For Chiarelli, 70, the movie represents an opportunity so ideal it seems almost to have been hallucinated into being. Not only does "Road To The Lemon Grove" raise the arc of Chiarelli's career and transfer his talents from the stage to the big screen, it does so spectacularly.
There is beautiful location shooting in Sicily, and there are many effects (some of which allow Chiarelli to be on the screen with himself as he plays three different roles), and big name co-stars like Young and Mancuso.
There's more. The female lead is Rosella Brescia, famous prima ballerina and screen star in Italy.
And Loreena McKennitt, the acclaimed Celtic singer, is featured as the voice of, well, God herself.
This, says Charly, is thanks to the efforts of the inimitable Dale Hildebrand, who is director and producer as well as co-writer. So it's a bit of a misnomer to call this Chiarelli's film. It's as much Hildebrand's.

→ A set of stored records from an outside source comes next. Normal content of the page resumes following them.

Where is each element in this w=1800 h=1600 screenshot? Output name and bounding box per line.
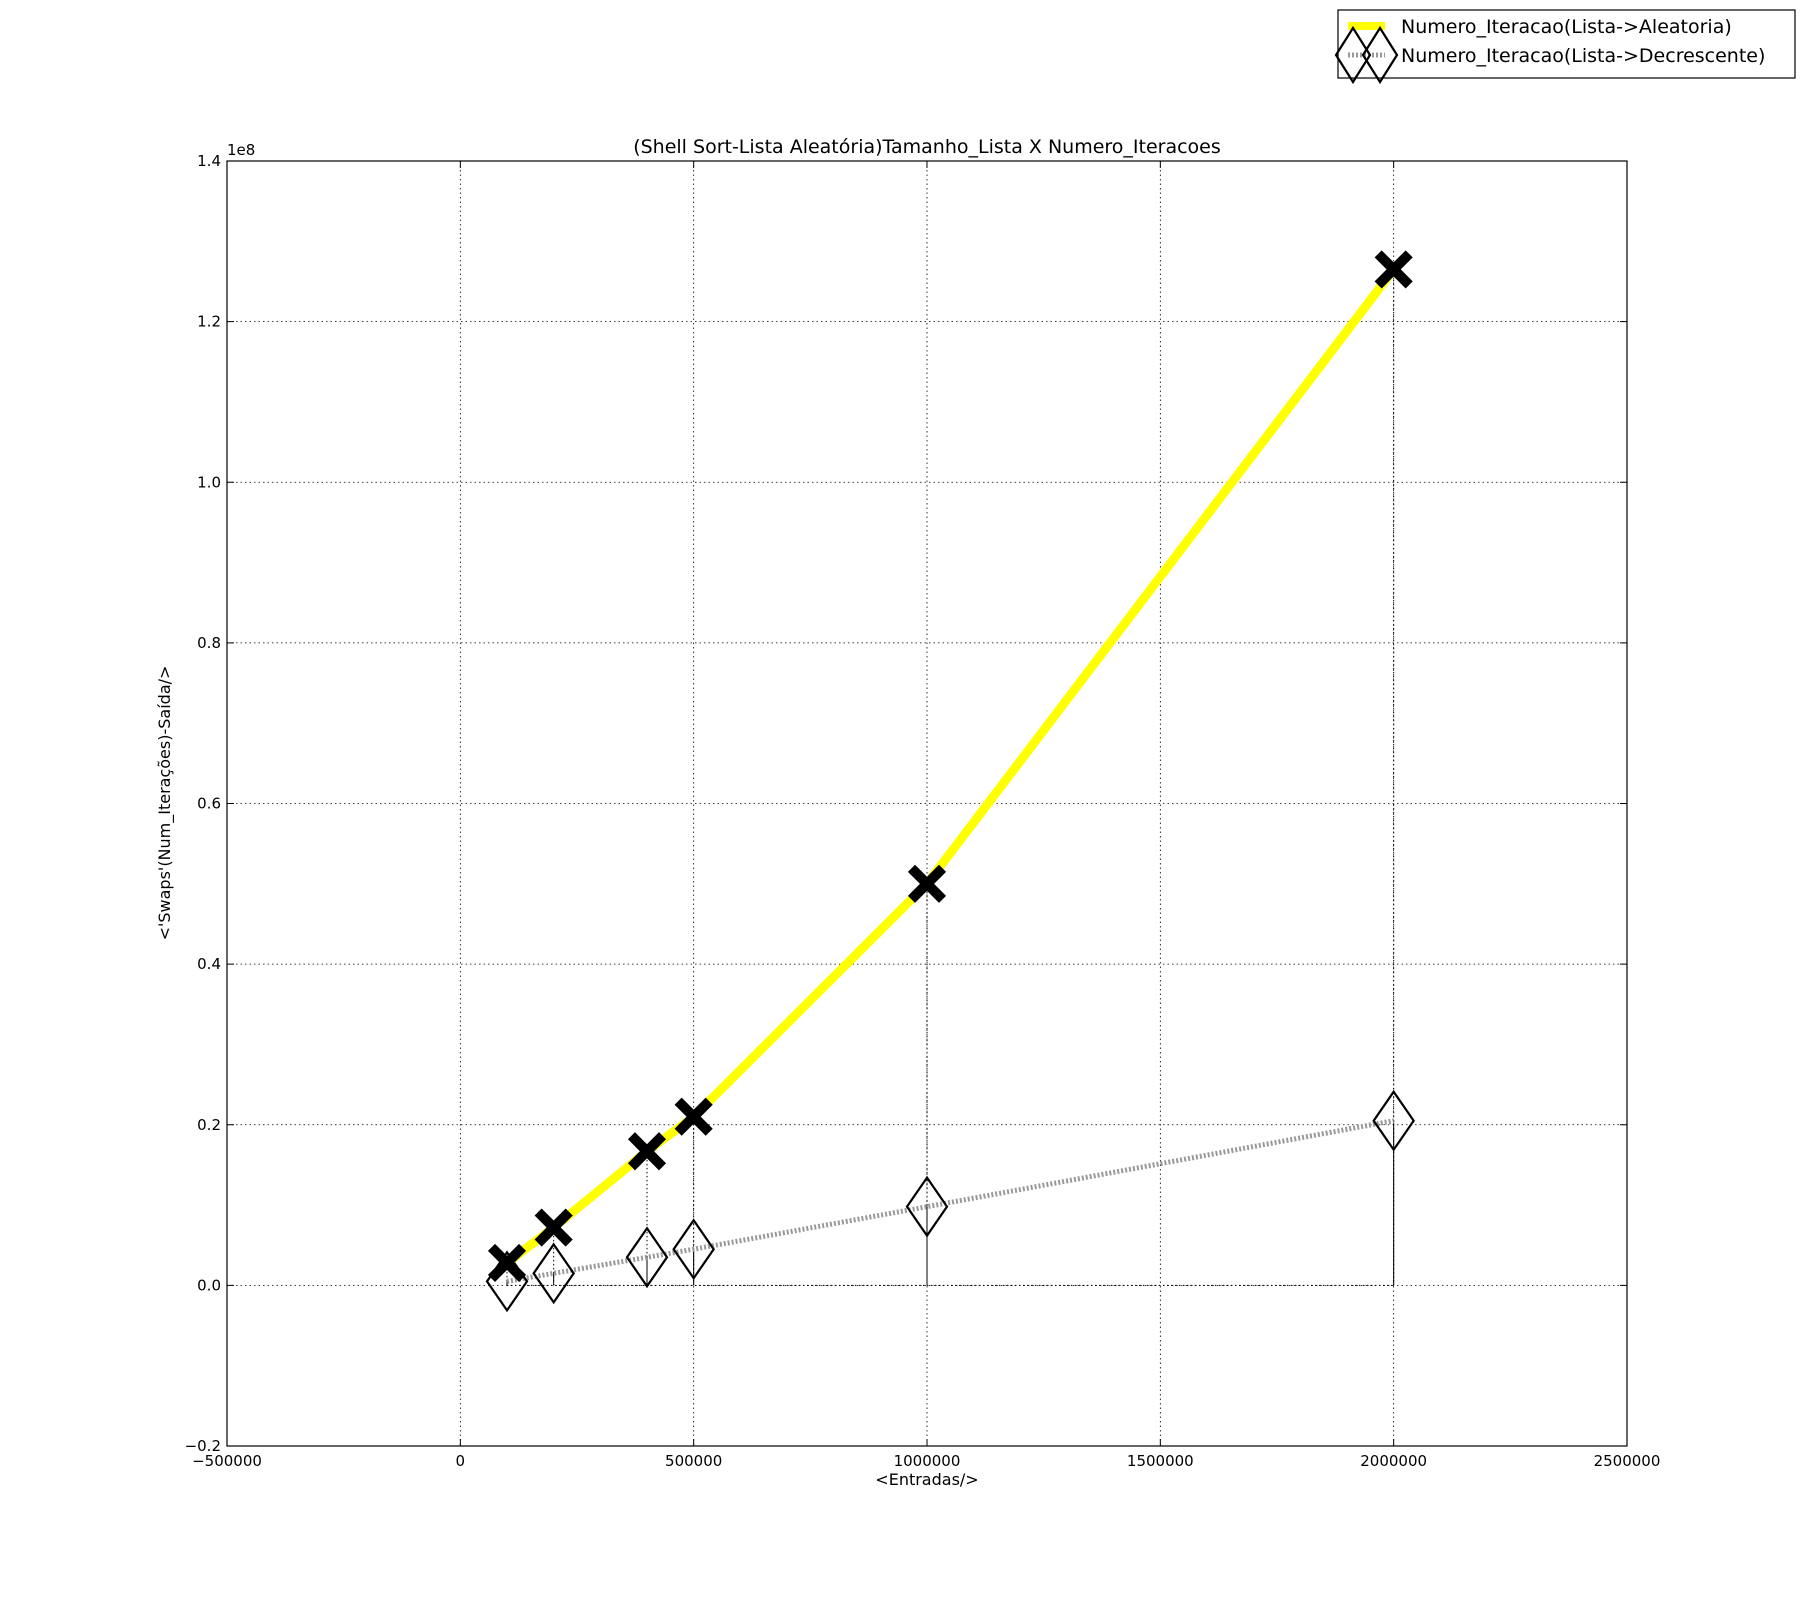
y-tick-label: 1.0 xyxy=(197,473,221,491)
legend-label-decrescente: Numero_Iteracao(Lista->Decrescente) xyxy=(1401,45,1765,67)
y-tick-label: 0.4 xyxy=(197,955,221,973)
x-tick-label: 2500000 xyxy=(1594,1452,1661,1470)
x-tick-label: 1000000 xyxy=(894,1452,961,1470)
series-layer xyxy=(485,250,1416,1313)
x-tick-label: 500000 xyxy=(665,1452,722,1470)
series-aleatoria-point xyxy=(674,1097,713,1136)
x-tick-label: −500000 xyxy=(192,1452,262,1470)
legend-label-aleatoria: Numero_Iteracao(Lista->Aleatoria) xyxy=(1401,16,1732,38)
series-decrescente-point xyxy=(1372,1089,1416,1152)
axis-ticks: −500000 0 500000 1000000 1500000 2000000 25000… xyxy=(185,152,1661,1470)
x-marker-stroke xyxy=(674,1097,713,1136)
legend-marker-decrescente-1 xyxy=(1334,25,1372,85)
x-marker-stroke xyxy=(627,1132,667,1171)
x-marker-stroke xyxy=(907,864,947,903)
y-tick-label: 0.6 xyxy=(197,795,221,813)
chart-title: (Shell Sort-Lista Aleatória)Tamanho_List… xyxy=(633,136,1221,158)
series-aleatoria-point xyxy=(1374,250,1413,289)
series-decrescente-point xyxy=(625,1226,669,1289)
x-marker-stroke xyxy=(487,1243,527,1282)
series-aleatoria-point xyxy=(534,1208,573,1247)
y-tick-label: −0.2 xyxy=(185,1437,221,1455)
x-marker-stroke xyxy=(1374,250,1413,289)
x-axis-label: <Entradas/> xyxy=(875,1470,978,1489)
series-aleatoria-point xyxy=(907,864,947,903)
series-aleatoria-point xyxy=(627,1132,667,1171)
series-aleatoria-point xyxy=(487,1243,527,1282)
y-tick-label: 0.2 xyxy=(197,1116,221,1134)
series-decrescente-point xyxy=(672,1218,716,1281)
x-marker-stroke xyxy=(534,1208,573,1247)
y-tick-label: 0.8 xyxy=(197,634,221,652)
legend-marker-decrescente-2 xyxy=(1361,25,1399,85)
series-decrescente-point xyxy=(905,1175,949,1238)
x-tick-label: 2000000 xyxy=(1360,1452,1427,1470)
legend: Numero_Iteracao(Lista->Aleatoria) Numero… xyxy=(1334,9,1796,85)
y-axis-label: <'Swaps'(Num_Iterações)-Saída/> xyxy=(155,666,175,941)
series-decrescente-line xyxy=(506,1118,1395,1284)
y-offset-label: 1e8 xyxy=(227,141,255,159)
x-tick-label: 0 xyxy=(456,1452,466,1470)
series-decrescente-point xyxy=(532,1242,576,1305)
x-tick-label: 1500000 xyxy=(1127,1452,1194,1470)
y-tick-label: 1.4 xyxy=(197,152,221,170)
y-tick-label: 0.0 xyxy=(197,1276,221,1294)
legend-box xyxy=(1337,9,1796,79)
y-tick-label: 1.2 xyxy=(197,313,221,331)
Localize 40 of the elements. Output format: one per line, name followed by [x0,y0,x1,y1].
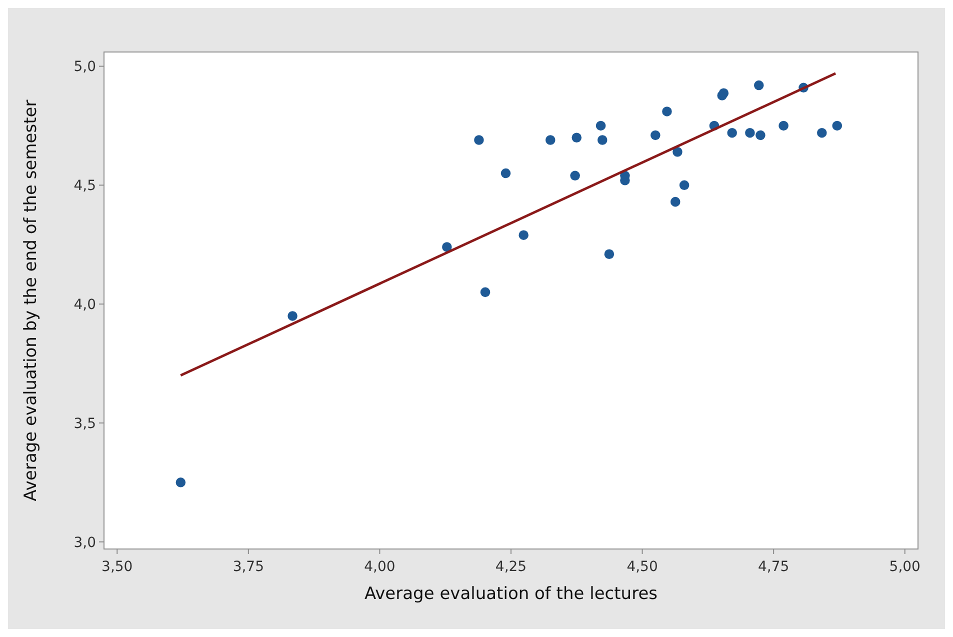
y-tick-label: 3,0 [74,534,96,551]
point [596,120,606,131]
point [778,120,788,131]
x-tick-label: 4,50 [626,559,658,575]
y-tick-label: 3,5 [74,416,96,432]
point [727,128,737,138]
point [754,80,764,90]
y-tick-label: 5,0 [74,59,96,76]
x-tick-label: 4,00 [364,559,396,575]
point [597,135,608,145]
x-tick-label: 3,50 [102,559,133,575]
x-tick-label: 3,75 [232,559,264,575]
x-axis-title: Average evaluation of the lectures [364,584,658,604]
point [572,132,582,142]
point [817,128,827,138]
y-tick-label: 4,5 [74,178,96,194]
point [718,88,729,98]
y-tick-label: 4,0 [74,296,96,313]
point [679,180,690,190]
point [474,135,484,145]
point [832,120,842,131]
point [745,128,755,138]
point [518,230,528,240]
point [662,106,672,116]
point [176,478,186,488]
x-tick-label: 4,75 [758,559,790,575]
point [442,242,452,252]
point [672,147,682,157]
point [288,311,298,321]
point [670,196,680,207]
point [546,135,556,145]
point [604,249,614,260]
y-axis-title: Average evaluation by the end of the semester [21,100,41,502]
x-tick-label: 5,00 [889,559,920,575]
point [570,170,580,181]
x-tick-label: 4,25 [495,559,527,575]
point [756,130,766,140]
point [650,130,660,140]
point [480,287,490,298]
point [500,168,511,178]
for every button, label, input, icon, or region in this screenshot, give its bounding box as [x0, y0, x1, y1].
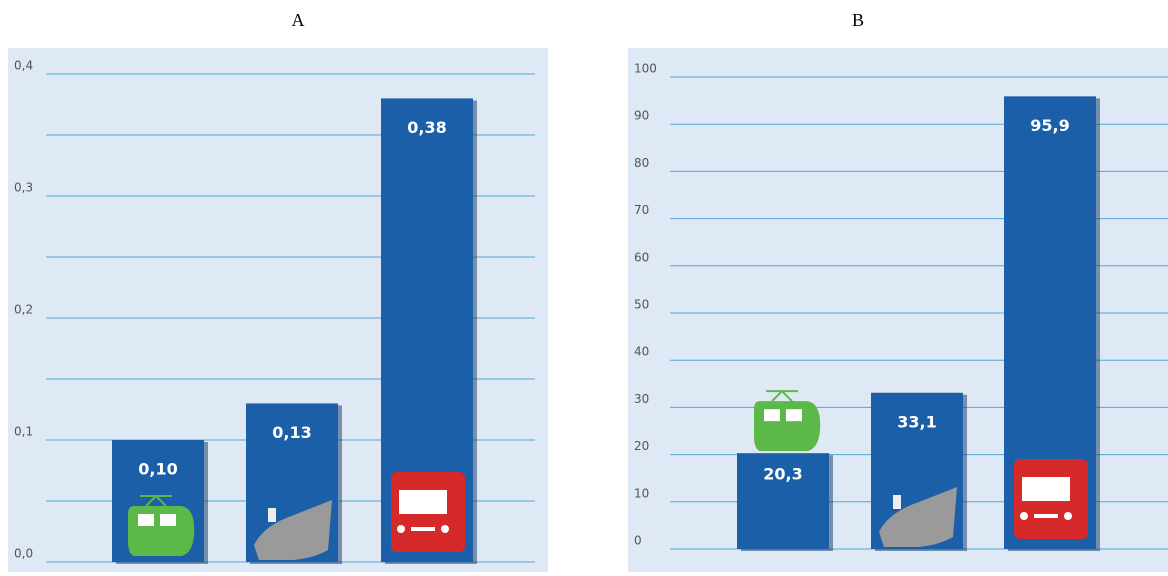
- train-window: [138, 514, 154, 526]
- y-tick-label: 0,3: [14, 181, 33, 195]
- value-label: 33,1: [897, 412, 936, 431]
- chart-title: A: [292, 10, 305, 30]
- y-tick-label: 0: [634, 534, 642, 548]
- truck-icon: [1014, 459, 1088, 539]
- train-body: [128, 506, 195, 556]
- y-tick-label: 0,2: [14, 303, 33, 317]
- y-tick-label: 90: [634, 109, 649, 123]
- y-tick-label: 20: [634, 439, 649, 453]
- train-pantograph: [766, 389, 798, 402]
- value-label: 0,38: [407, 118, 446, 137]
- y-tick-label: 0,0: [14, 547, 33, 561]
- truck-grill: [411, 527, 435, 531]
- truck-light: [441, 525, 449, 533]
- y-tick-label: 50: [634, 298, 649, 312]
- ship-cabin: [268, 508, 276, 522]
- truck-light: [1064, 512, 1072, 520]
- train-body: [754, 401, 821, 452]
- train-window: [786, 409, 802, 422]
- train-window: [764, 409, 780, 422]
- value-label: 95,9: [1030, 116, 1069, 135]
- y-tick-label: 60: [634, 250, 649, 264]
- truck-icon: [391, 472, 465, 552]
- ship-hull: [254, 500, 332, 560]
- truck-window: [1022, 477, 1070, 501]
- train-icon: [754, 389, 821, 452]
- train-window: [160, 514, 176, 526]
- y-tick-label: 30: [634, 392, 649, 406]
- truck-light: [397, 525, 405, 533]
- ship-icon: [254, 500, 332, 560]
- ship-hull: [879, 487, 957, 547]
- value-label: 20,3: [763, 465, 802, 484]
- train-pantograph: [140, 494, 172, 507]
- y-tick-label: 0,1: [14, 425, 33, 439]
- chart-title: B: [852, 10, 864, 30]
- y-tick-label: 10: [634, 486, 649, 500]
- y-tick-label: 40: [634, 345, 649, 359]
- y-tick-label: 0,4: [14, 59, 33, 73]
- truck-grill: [1034, 514, 1058, 518]
- value-label: 0,10: [138, 460, 177, 479]
- y-tick-label: 100: [634, 62, 657, 76]
- ship-cabin: [893, 495, 901, 509]
- ship-icon: [879, 487, 957, 547]
- bar: [737, 453, 829, 549]
- y-tick-label: 80: [634, 156, 649, 170]
- truck-light: [1020, 512, 1028, 520]
- y-tick-label: 70: [634, 203, 649, 217]
- truck-window: [399, 490, 447, 514]
- train-icon: [128, 494, 195, 556]
- value-label: 0,13: [272, 423, 311, 442]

But the story grew out of Chiarelli's oeuvre, if we can use a fancy word but one which happens to apply. Plays like "Cu'Fu," "Mangiacake" and "Sunamabeach" (all brought along by director Ronald Weihs of Hamilton's Artword Artbar), plays which draw on the language, music, humour and passion of Chiarelli's Racalmutese/Hamiltonian roots.
"Road To The Lemon Grove," in that comic vein, tells the story of Calogero, a North American of Sicilian descent, whose father Antonio dies (as in "Cu'Fu," the death of a father is a prominent theme) but before Antonio can get into heaven, God (McKennitt) tells him he must repair his relationship with his son and get his son to settle a feud between two families in Sicily.
So Calogero, a linguist, finds himself unwittingly embroiled in a conflict thousands of miles away, above and beyond which he has to scatter his father's ashes over a disputed Sicilian lemon grove.
Naturally, hilarity ensues and so does a love story.
Chiarelli, with the aid of makeup and special effects, plays both son Calogero and father Antonio (as both an old and young man) as well as a mystery woman, and Tomaso Sanelli ("Titans") plays Calogero as a boy.
"We made Calogero a linguist to underscore the loss of languages and dialects, and the loss of identity that results from that," says Chiarelli, who has a master's degree in social work. "We use the Racalutese language in the film."
Related to that theme is the gulf between generations that can open up when first arrival immigrants, who might come with backgrounds like farming, have children with PhDs and careers in the professions. But it also means they can "open up new realities," to each other.
In the movie, it is one of the father's great hopes for his son that he correct a lack in his life. "He (Calogero) has never touched the earth."
"Road To The Lemon Grove," some three years in the making, grew out of Hildebrand interviewing Chiarelli in a documentary the former made about Italian immigration in Canada.
It is a movie, says Chiarelli, an accomplished harmonica player, in which "love abounds." Love, in all its meanings, including reconciliation and appreciation for the sacrifice of ancestors and, not least, love of music, which is featured prominently in the movie, including from Hamilton's Rita Chiarelli and The Acoustics.
Awards for 'The Road to the Lemon Grove' * Cirs Award at the Taormina Film Festival (Sicily) for Best in Cultural and Social Achievement
* Best in Italian-Canadian Cinema at the Italian Contemporary Film Festival; the Excellence in Performance Award at the Italian Contemporary Film Festival.
* Best Comedy Feature at Edmonton International Film Festival.